The South Carolina Petroglyph Site is a county-owned museum at Hagood Mill Historic Site in Pickens County, South Carolina, managed by the non-profit Hagood Mill Foundation. The museum exhibits and protects in situ at least 32 rock art carvings (including 17 human figures), most believed to be prehistoric.

The Hagood petroglyphs were discovered on a rainy day in January 2003 by Michael Bramlett, a volunteer with the South Carolina Petroglyph Survey headed by University of South Carolina archaeologist Tommy Charles. Subsequently Charles and his team examined the large, low-lying boulder at night with side-scanning lights and found other glyphs invisible in daylight. Because a large portion of the boulder lay beneath a dirt road constructed in the 1820s, Charles received permission from Pickens County to excavate the covered portion of the rock. There he discovered additional human representations, all "sticklike figures" except for one with a head and legs but no arms and with a torso in the form of a rectangle, which the team dubbed "refrigerator man." Charles believed these carvings were prehistoric because they had been created by pecking (presumably with stone tools) rather than by scratching or incising with metal. Nevertheless, the age and purpose of the rock art (at least beyond motifs "universal to human experience, such as representations of animals or humans") remains undetermined.

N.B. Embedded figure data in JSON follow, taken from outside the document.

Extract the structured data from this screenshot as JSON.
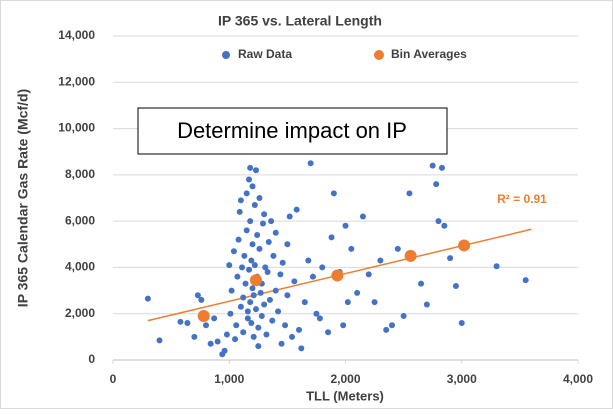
{
  "chart_data": {
    "type": "scatter",
    "title": "IP 365 vs. Lateral Length",
    "x_label": "TLL (Meters)",
    "y_label": "IP 365 Calendar Gas Rate (Mcf/d)",
    "annotation": "Determine impact on IP",
    "trendline": {
      "label": "R² = 0.91",
      "color": "#ed7d31",
      "x": [
        300,
        3600
      ],
      "y": [
        1700,
        5650
      ]
    },
    "xlim": [
      0,
      4000
    ],
    "xticks": [
      0,
      {
        "value": 1000,
        "label": "1,000"
      },
      {
        "value": 2000,
        "label": "2,000"
      },
      {
        "value": 3000,
        "label": "3,000"
      },
      {
        "value": 4000,
        "label": "4,000"
      }
    ],
    "ylim": [
      0,
      14000
    ],
    "yticks": [
      0,
      {
        "value": 2000,
        "label": "2,000"
      },
      {
        "value": 4000,
        "label": "4,000"
      },
      {
        "value": 6000,
        "label": "6,000"
      },
      {
        "value": 8000,
        "label": "8,000"
      },
      {
        "value": 10000,
        "label": "10,000"
      },
      {
        "value": 12000,
        "label": "12,000"
      },
      {
        "value": 14000,
        "label": "14,000"
      }
    ],
    "grid": true,
    "legend": "top",
    "series": [
      {
        "name": "Raw Data",
        "color": "#4472c4",
        "size": 3,
        "x": [
          300,
          400,
          580,
          640,
          700,
          730,
          760,
          800,
          840,
          870,
          900,
          940,
          960,
          980,
          1000,
          1010,
          1020,
          1040,
          1050,
          1060,
          1070,
          1080,
          1090,
          1100,
          1100,
          1110,
          1120,
          1120,
          1130,
          1140,
          1150,
          1150,
          1160,
          1160,
          1170,
          1170,
          1180,
          1180,
          1180,
          1190,
          1190,
          1200,
          1200,
          1200,
          1210,
          1210,
          1220,
          1220,
          1230,
          1230,
          1240,
          1240,
          1250,
          1250,
          1260,
          1260,
          1270,
          1280,
          1280,
          1290,
          1300,
          1300,
          1310,
          1320,
          1330,
          1340,
          1350,
          1360,
          1370,
          1380,
          1400,
          1400,
          1420,
          1440,
          1450,
          1460,
          1480,
          1500,
          1500,
          1520,
          1540,
          1560,
          1580,
          1600,
          1620,
          1650,
          1680,
          1700,
          1720,
          1750,
          1780,
          1800,
          1850,
          1880,
          1900,
          1950,
          1980,
          2000,
          2020,
          2050,
          2100,
          2150,
          2200,
          2250,
          2300,
          2350,
          2400,
          2450,
          2500,
          2550,
          2650,
          2700,
          2750,
          2780,
          2800,
          2830,
          2850,
          2900,
          2950,
          3000,
          3300,
          3550
        ],
        "values": [
          2650,
          850,
          1650,
          1600,
          1000,
          2800,
          2600,
          1500,
          700,
          1800,
          800,
          250,
          400,
          1100,
          4100,
          2000,
          3000,
          4700,
          900,
          1500,
          3600,
          5200,
          6400,
          2300,
          6900,
          4000,
          2700,
          1200,
          4500,
          3300,
          5600,
          7200,
          2100,
          1800,
          7800,
          3900,
          8300,
          6000,
          2500,
          4300,
          1600,
          5000,
          3100,
          7500,
          2800,
          1000,
          6700,
          4100,
          8200,
          2200,
          5400,
          3600,
          600,
          1400,
          7000,
          4800,
          2900,
          3300,
          1900,
          5900,
          2400,
          6300,
          4000,
          1100,
          3800,
          5100,
          2600,
          6000,
          1700,
          4500,
          3000,
          5500,
          2100,
          3700,
          700,
          4200,
          1500,
          5000,
          2800,
          6200,
          1000,
          3400,
          6500,
          1300,
          500,
          2500,
          4300,
          8500,
          3600,
          2000,
          1800,
          4000,
          1200,
          5300,
          7200,
          3800,
          1500,
          5800,
          2500,
          4800,
          2900,
          6200,
          3700,
          2500,
          4300,
          1300,
          1500,
          4800,
          1900,
          7200,
          3300,
          2400,
          8400,
          7600,
          6000,
          8300,
          5800,
          4400,
          3200,
          1600,
          4050,
          3450
        ]
      },
      {
        "name": "Bin Averages",
        "color": "#ed7d31",
        "size": 6,
        "x": [
          780,
          1230,
          1930,
          2560,
          3020
        ],
        "values": [
          1900,
          3450,
          3650,
          4500,
          4950
        ]
      }
    ]
  }
}
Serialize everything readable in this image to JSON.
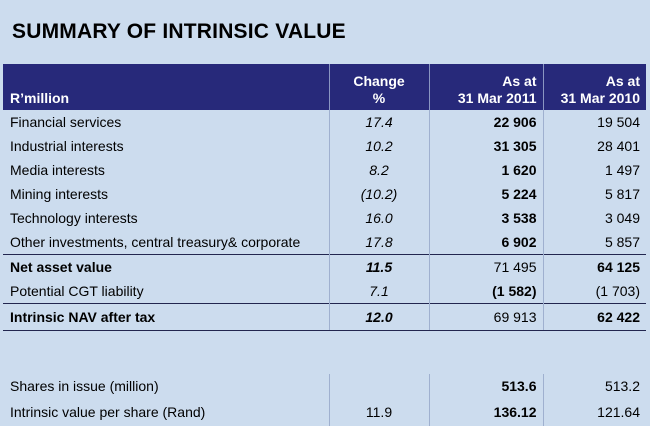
{
  "title": "SUMMARY OF INTRINSIC VALUE",
  "header": {
    "label": "R’million",
    "change_line1": "Change",
    "change_line2": "%",
    "col2011_line1": "As at",
    "col2011_line2": "31 Mar 2011",
    "col2010_line1": "As at",
    "col2010_line2": "31 Mar 2010"
  },
  "rows": [
    {
      "label": "Financial services",
      "change": "17.4",
      "v2011": "22 906",
      "v2010": "19 504"
    },
    {
      "label": "Industrial interests",
      "change": "10.2",
      "v2011": "31 305",
      "v2010": "28 401"
    },
    {
      "label": "Media interests",
      "change": "8.2",
      "v2011": "1 620",
      "v2010": "1 497"
    },
    {
      "label": "Mining interests",
      "change": "(10.2)",
      "v2011": "5 224",
      "v2010": "5 817"
    },
    {
      "label": "Technology interests",
      "change": "16.0",
      "v2011": "3 538",
      "v2010": "3 049"
    },
    {
      "label": "Other investments, central treasury& corporate",
      "change": "17.8",
      "v2011": "6 902",
      "v2010": "5 857"
    },
    {
      "label": "Net asset value",
      "change": "11.5",
      "v2011": "71 495",
      "v2010": "64 125"
    },
    {
      "label": "Potential CGT liability",
      "change": "7.1",
      "v2011": "(1 582)",
      "v2010": "(1 703)"
    },
    {
      "label": "Intrinsic NAV after tax",
      "change": "12.0",
      "v2011": "69 913",
      "v2010": "62 422"
    },
    {
      "label": "Shares in issue (million)",
      "change": "",
      "v2011": "513.6",
      "v2010": "513.2"
    },
    {
      "label": "Intrinsic value per share (Rand)",
      "change": "11.9",
      "v2011": "136.12",
      "v2010": "121.64"
    }
  ],
  "colors": {
    "header_bg": "#27297a",
    "page_bg": "#ccdcee"
  }
}
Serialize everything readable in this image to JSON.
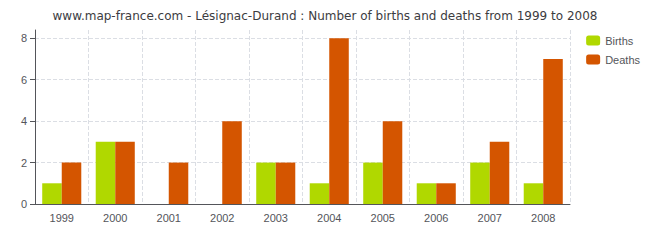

Almost immediately plans were made to exhibit the rock art to encourage tourism; but the museum did not open until 2015 because of political infighting, construction errors, the firing of a county administrator, stalled fundraising during the Great Recession, and the sudden death of the Hagood Mill site manager.

The South Carolina Petroglyph Site is "a two-room, barn-like structure" built directly over the petroglyphs to facilitate display and ensure long-term protection of the artifacts. One room contains exhibits, including photographs and "portable" petroglyphs, and the other displays the rock from an accessible viewing platform where, presented under suitable lighting, visitors can hear a description of the petroglyphs recorded by Tommy Charles.